Com a decisão, a empresa pretende competir de maneira mais eficiente e flexível, de acordo com as condições de mercado e da análise do ambiente externo. 

A nova política já permitiu, por exemplo, com que os preços do óleo diesel nas refinarias fossem reduzidos em 4,6% nessa quinta-feira (13/06).

No curto prazo, a tendência é de que o preço do diesel caia ainda mais por conta das variações para baixo dos preços internacionais do petróleo registradas nos últimos dias. 

Princípios inalterados

O fim de periodicidade, que foi aprovado pela diretoria executiva da Petrobras, não elimina, no entanto, os princípios da política de preços da empresa. 

Esses princípios, segundo a companhia, balizam a prática de preços competitivos, como preço de paridade internacional (PPI), margens para remuneração dos riscos inerentes à operação, nível de participação no mercado e mecanismos de proteção via derivativos. 

Cotação em queda do petróleo permite redução de preços

Especialistas e representantes de entidades de P&O ouvidos pelo “Energia que Fala com Você” aprovam a nova política de preços da Petrobras.
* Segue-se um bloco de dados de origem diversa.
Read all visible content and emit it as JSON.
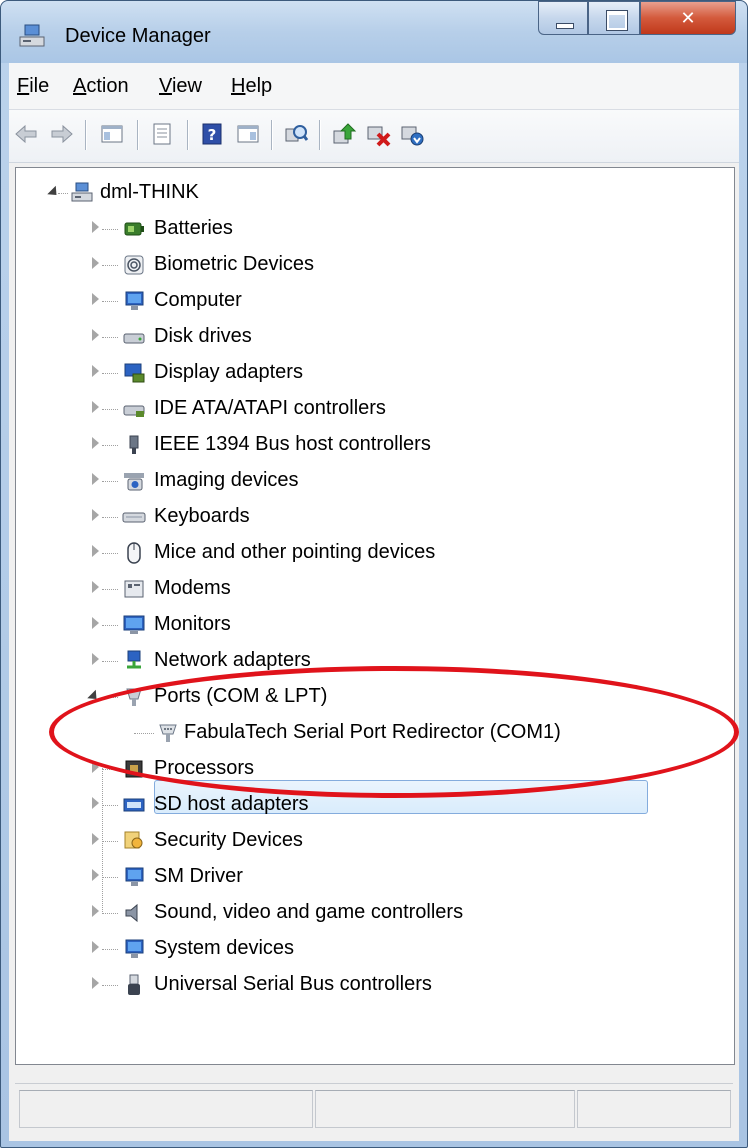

“Como estamos com quedas de preços do petróleo e do dólar frente ao real, é bom para a sociedade, que irá usufruir desta redução de preços refletida nos derivados”, afirma Marcelo Gauto, especialista em P&O. 

“A maior periodicidade só faz algum sentido quando o viés é de alta, mas, de modo geral, preços livres favorecem a possível venda das refinarias”, relata. 

Volatilidade

“A volatilidade dos preços deve ser afetada diretamente pelo câmbio e pelos valores das commodities”, destaca Cláudio Makarovsky, presidente da Associação Brasileira das Empresas de Serviços de Petróleo (ABESPetro).

Ele reforça ser contra o monopólio do setor ‘de fato ou de direito.”

“Sou a favor do livre mercado e da competição plena”, emenda.